Abbildung 3: Standbilder aus einer Sendung von TRT 1 im Mai 2004. Der gelbe Rauch auf dem rechten Bild ist wahrscheinlich eine Übungschemikalie.

 

Zwar ist der Einsatz von Tränengas bei internen Polizeieinsätzen nach der CWC erlaubt. Die hier gezeigten Übungen finden aber eindeutig unter militärischen Bedingungen statt. Ein derartiger Einsatz wäre nach den Bestimmungen der CWC verboten.  

 

 

5.      Zwei Verdachtsfälle aus jüngster Zeit

Im September 2009 starben im Raum Cukurca, Provinz Hakkari, acht PKK-KämpferInnen in einer Höhle bei einem Gefecht mit dem türkischen Militär.[9] Augenzeugen berichteten, dass die türkischen Soldaten auch Gas eingesetzt haben sollen. Danach hätten sie die acht Opfer regungslos aus der Höhle herausgebracht.
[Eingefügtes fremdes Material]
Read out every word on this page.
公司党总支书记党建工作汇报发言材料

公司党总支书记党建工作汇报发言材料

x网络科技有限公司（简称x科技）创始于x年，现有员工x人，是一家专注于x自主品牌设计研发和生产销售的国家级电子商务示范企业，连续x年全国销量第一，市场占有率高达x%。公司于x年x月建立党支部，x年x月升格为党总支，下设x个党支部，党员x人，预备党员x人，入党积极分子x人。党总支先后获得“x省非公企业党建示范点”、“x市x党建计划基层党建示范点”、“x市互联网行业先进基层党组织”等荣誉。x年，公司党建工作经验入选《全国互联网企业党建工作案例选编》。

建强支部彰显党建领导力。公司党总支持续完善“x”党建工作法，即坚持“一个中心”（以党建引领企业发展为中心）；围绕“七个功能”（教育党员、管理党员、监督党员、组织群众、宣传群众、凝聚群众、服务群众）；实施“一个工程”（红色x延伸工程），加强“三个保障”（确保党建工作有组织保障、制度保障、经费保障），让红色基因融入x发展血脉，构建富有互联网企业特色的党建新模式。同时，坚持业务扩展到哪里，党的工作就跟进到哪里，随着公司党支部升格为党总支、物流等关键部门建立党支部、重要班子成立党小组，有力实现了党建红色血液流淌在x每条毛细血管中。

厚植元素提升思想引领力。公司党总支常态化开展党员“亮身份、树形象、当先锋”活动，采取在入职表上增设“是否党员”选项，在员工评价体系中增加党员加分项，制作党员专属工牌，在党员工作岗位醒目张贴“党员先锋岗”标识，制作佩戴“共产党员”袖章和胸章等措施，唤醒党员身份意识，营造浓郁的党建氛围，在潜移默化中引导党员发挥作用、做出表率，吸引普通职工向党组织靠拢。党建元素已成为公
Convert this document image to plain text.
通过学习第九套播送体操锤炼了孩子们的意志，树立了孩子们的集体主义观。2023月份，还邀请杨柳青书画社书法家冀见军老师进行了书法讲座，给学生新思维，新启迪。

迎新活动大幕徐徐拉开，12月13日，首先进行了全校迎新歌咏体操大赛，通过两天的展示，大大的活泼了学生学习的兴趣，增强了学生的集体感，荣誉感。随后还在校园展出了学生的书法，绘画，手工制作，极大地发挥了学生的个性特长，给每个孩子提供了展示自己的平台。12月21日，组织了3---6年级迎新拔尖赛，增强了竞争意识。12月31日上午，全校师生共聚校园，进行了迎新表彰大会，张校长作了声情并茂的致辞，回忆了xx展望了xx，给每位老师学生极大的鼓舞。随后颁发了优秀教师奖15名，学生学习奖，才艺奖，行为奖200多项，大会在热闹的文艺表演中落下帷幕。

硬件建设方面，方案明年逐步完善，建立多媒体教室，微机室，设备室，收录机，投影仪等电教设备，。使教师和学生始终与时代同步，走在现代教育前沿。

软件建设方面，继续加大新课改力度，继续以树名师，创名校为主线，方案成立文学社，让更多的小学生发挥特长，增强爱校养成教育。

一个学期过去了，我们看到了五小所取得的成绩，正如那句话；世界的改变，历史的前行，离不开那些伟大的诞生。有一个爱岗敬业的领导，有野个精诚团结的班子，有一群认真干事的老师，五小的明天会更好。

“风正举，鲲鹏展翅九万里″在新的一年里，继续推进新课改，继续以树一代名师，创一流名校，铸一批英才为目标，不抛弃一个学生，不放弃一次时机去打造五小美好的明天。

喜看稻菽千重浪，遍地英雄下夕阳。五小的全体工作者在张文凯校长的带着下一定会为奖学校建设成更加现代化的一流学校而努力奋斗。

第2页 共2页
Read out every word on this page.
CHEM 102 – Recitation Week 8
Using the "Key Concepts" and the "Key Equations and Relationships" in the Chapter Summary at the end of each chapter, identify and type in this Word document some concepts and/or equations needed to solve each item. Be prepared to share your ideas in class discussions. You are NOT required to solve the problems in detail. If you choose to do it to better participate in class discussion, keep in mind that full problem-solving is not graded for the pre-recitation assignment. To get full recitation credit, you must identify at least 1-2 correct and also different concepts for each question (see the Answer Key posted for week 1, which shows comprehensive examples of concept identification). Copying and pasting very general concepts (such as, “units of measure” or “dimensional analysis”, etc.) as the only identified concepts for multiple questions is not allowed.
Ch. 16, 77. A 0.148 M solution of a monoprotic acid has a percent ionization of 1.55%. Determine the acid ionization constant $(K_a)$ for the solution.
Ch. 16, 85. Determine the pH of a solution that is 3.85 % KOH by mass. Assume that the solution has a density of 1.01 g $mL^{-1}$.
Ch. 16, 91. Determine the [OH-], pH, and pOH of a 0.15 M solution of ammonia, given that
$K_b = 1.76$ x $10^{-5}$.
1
Einige der Opfer seien dann noch mit Panzern überfahren worden.

Die Leichen wurden später obduziert, die Staatsanwaltschaft verweigert jedoch bislang eine Herausgabe der Obduktionsberichte. Direkt nach der Obduktion wurden Fotos der Opfer gemacht, die einer Menschenrechtsdelegation aus Deutschland übergeben wurden. Ein deutscher Bildfälschungs-Experte fand keinerlei Hinweise darauf, dass die Fotos manipuliert waren. Pathologen am Universitätskrankenhaus Eppendorf in Hamburg begutachteten die Fotos und stellten eine mögliche Einwirkung von Chemikalien fest.[10]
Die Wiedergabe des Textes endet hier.